The Durk Pearson & Sandy Shaw®
Life Extension NewsTM
Volume 17 No.
1 • January 2014
Natural Sugar and Osmolyte Trehalose
May Be a Novel Treatment for Parkinson’s—
AND IS SAFE AND INEXPENSIVE
Trehalose is a natural sugar that acts as an osmolyte by preventing abnormal protein folding in the endoplasmic reticulum of cells, the special organelle where proteins are synthesized and folded. Trehalose guides proteins into their proper shape by preventing water from interacting with the protein surface in the process of folding, which would interfere with the complex interactions of the hydrophobic (water avoiding) and hydrophilic (water attracted) parts of the protein from interacting properly (imagine a protein molecule as a complex origami sculpture with lots of moving parts). We take trehalose as a daily supplement in a mixture of several osmolytes for helping proteins fold properly, as the aggregation of improperly folded proteins occurs as part of the aging process. Several serious diseases, such as Parkinson’s and Alzheimer’s disease, are associated with improperly folded, aggregated proteins.
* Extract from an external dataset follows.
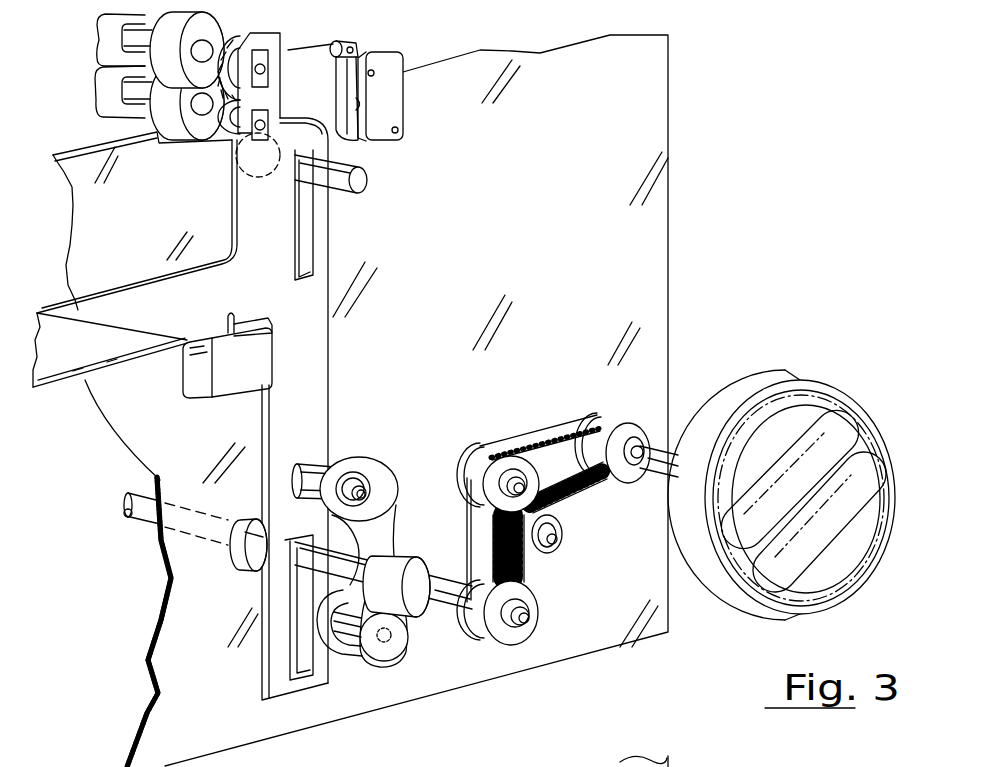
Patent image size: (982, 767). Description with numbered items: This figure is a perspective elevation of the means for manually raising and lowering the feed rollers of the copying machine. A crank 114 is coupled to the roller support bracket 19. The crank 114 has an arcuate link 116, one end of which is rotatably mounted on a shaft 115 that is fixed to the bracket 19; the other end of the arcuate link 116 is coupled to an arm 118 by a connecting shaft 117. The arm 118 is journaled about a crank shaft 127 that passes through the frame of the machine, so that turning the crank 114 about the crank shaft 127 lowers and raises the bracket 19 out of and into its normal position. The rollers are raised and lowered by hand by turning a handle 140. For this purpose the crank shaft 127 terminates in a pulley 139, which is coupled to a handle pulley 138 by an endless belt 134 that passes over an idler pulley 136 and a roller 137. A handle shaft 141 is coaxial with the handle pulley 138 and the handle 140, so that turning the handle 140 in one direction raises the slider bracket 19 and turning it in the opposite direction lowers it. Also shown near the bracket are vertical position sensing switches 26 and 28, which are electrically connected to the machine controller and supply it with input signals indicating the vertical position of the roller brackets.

In the case of Parkinson’s, the aggregated protein is alpha-synuclein.
Trehalose has been reported in recent publications to inhibit protein aggregation that occurs in Alzheimer’s disease, Huntington’s disease, and prion disease. The second page of a recent paper shows the molecular structure of trehalose, with its large numbers of hydroxyl groups hanging off the trehalose ring structure. These hydroxyl groups are able to bind and control the movement of parts of complex molecules with large numbers of hydrogen bonds (as found in proteins). Thus, trehalose is made to order as a tool for controlling the folding of proteins.
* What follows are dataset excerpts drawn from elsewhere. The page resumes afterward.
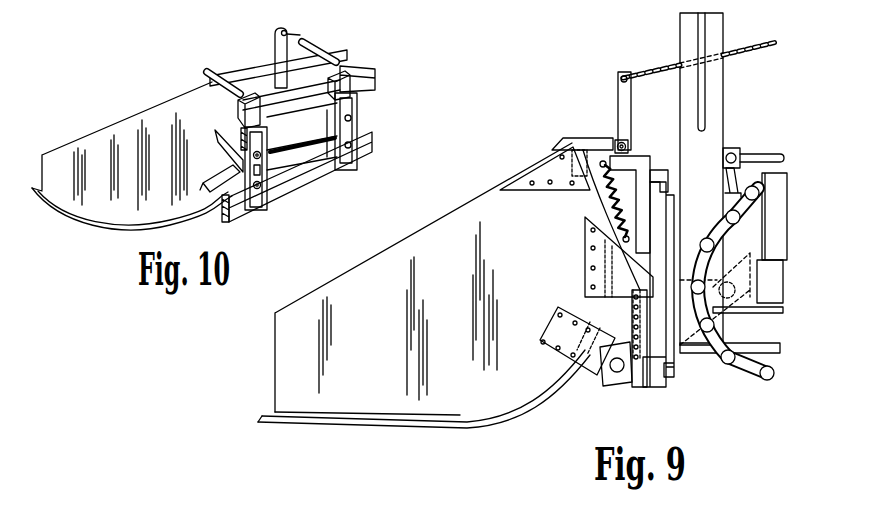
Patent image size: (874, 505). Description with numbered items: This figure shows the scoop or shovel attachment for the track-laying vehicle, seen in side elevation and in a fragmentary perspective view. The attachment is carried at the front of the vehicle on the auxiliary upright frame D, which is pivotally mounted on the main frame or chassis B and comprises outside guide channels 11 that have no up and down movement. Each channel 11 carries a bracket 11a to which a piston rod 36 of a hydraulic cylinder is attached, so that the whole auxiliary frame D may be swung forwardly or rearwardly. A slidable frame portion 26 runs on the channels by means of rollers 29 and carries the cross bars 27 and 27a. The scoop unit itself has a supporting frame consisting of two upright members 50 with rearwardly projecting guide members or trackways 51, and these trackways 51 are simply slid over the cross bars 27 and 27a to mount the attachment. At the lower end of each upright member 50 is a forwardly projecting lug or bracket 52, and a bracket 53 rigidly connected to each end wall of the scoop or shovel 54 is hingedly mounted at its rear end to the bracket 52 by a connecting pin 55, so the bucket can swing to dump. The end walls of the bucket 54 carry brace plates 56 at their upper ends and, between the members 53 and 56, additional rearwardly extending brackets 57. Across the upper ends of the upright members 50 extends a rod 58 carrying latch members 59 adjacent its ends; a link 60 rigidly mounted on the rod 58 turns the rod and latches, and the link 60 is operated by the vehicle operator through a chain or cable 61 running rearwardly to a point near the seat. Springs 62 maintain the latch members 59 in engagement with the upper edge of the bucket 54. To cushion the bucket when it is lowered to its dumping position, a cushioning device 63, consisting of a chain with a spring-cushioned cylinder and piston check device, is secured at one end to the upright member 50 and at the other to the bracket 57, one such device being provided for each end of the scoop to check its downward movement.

In FIG. 9, the outside guide channel 11 is at (724, 98).
In FIG. 9, the bracket 11a is at (737, 152).
In FIG. 10, the slidable frame portion 26 is at (358, 118).
In FIG. 10, the cross bar 27 is at (368, 80).
In FIG. 9, the cross bar 27 is at (653, 205).
In FIG. 10, the cross bar 27a is at (311, 174).
In FIG. 10, the roller 29 is at (258, 198).
In FIG. 9, the piston rod 36 is at (774, 158).
In FIG. 10, the upright member 50 is at (240, 110).
In FIG. 9, the upright member 50 is at (644, 156).
In FIG. 9, the guide member or trackway 51 is at (660, 170).
In FIG. 9, the lug or bracket 52 is at (629, 378).
In FIG. 10, the bracket 53 is at (214, 181).
In FIG. 9, the bracket 53 is at (560, 332).
In FIG. 10, the scoop or shovel 54 is at (169, 180).
In FIG. 9, the scoop or shovel 54 is at (460, 309).
In FIG. 9, the connecting pin 55 is at (601, 372).
In FIG. 9, the brace plate 56 is at (563, 165).
In FIG. 10, the bracket 57 is at (230, 151).
In FIG. 9, the bracket 57 is at (600, 260).
In FIG. 10, the rod 58 is at (270, 82).
In FIG. 9, the rod 58 is at (618, 142).
In FIG. 10, the latch member 59 is at (222, 73).
In FIG. 9, the latch member 59 is at (578, 138).
In FIG. 10, the link 60 is at (276, 46).
In FIG. 9, the link 60 is at (632, 104).
In FIG. 10, the chain or cable 61 is at (290, 33).
In FIG. 9, the chain or cable 61 is at (655, 76).
In FIG. 9, the spring 62 is at (606, 204).
In FIG. 9, the cushioning device 63 is at (628, 312).
In FIG. 9, the frame or chassis B is at (758, 322).
In FIG. 9, the auxiliary upright frame D is at (726, 80).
The researchers tested trehalose on the formation of mature A53T AS (alpha synuclein) protofibrils (a form of AS folding that may be neurotoxic for dopaminergic neurons, the type of neurons that are dysfunctional in Parkinson’s disease). The data showed that “trehalose at high concentration could slow down the formation of beta-sheet aggregates during the early period of incubation, stabilize and increase the partially-folded oligomers or beta-sheet-rich protofilaments which increase the ThT fluorescence intensity [the instrumental measure of beta-sheet aggregates], and prevent the formation of the mature A53T AS fibrils during the late period of incubation.”
As the authors explain, there are three hypotheses for how trehalose stabilizes protein folding: water-layer with preferential exclusion, water-replacement, and mechanical-entrapment. The authors discuss how these hypotheses may explain, at least in part, the results they observed.
The researchers suggest that a better understanding of the neurotoxicity of the various species of aggregated AS will be “crucial” for understanding how to use trehalose for best results. In the meantime, they report that trehalose has been reported in other research to enhance autophagy (a process akin to self-eating whereby unneeded or toxic cellular debris is disposed of) and to have anti-inflammatory effects; both of these effects are beneficial in Parkinson’s disease. Trehalose has also been shown to increase lifespan in the nematode Caenorhabditis elegans.
- For example, mushrooms contain up to 10–25% trehalose by dry weight. See Higashiyama. Novel functions and applications of trehalose. Pure Appl Chem. 74(7):1263-69 (2002).
- Street et al. A molecular mechanism for osmolyte-induced protein stability. Proc Natl Acad Sci USA. 103(38):13997-14002 (2006).
- Tanaka et al. Trehalose alleviates polyglutamine-mediated pathology in a mouse model of Huntington disease. Nat Med. 10(2):148-54 (2004).
- Yu et al. Trehalose inhibits fibrillation of A53T mutant alpha-synuclein and disaggregates existing fibrils. Arch Biochem Biophys. 523:144-50 (2012).
- Sarkar et al. Trehalose, a novel mTOR-independent autophagy enhancer, accelerates the clearance of mutant Huntingtin and alpha synuclein. J Biol Chem. 282(8):5641-52 (2007).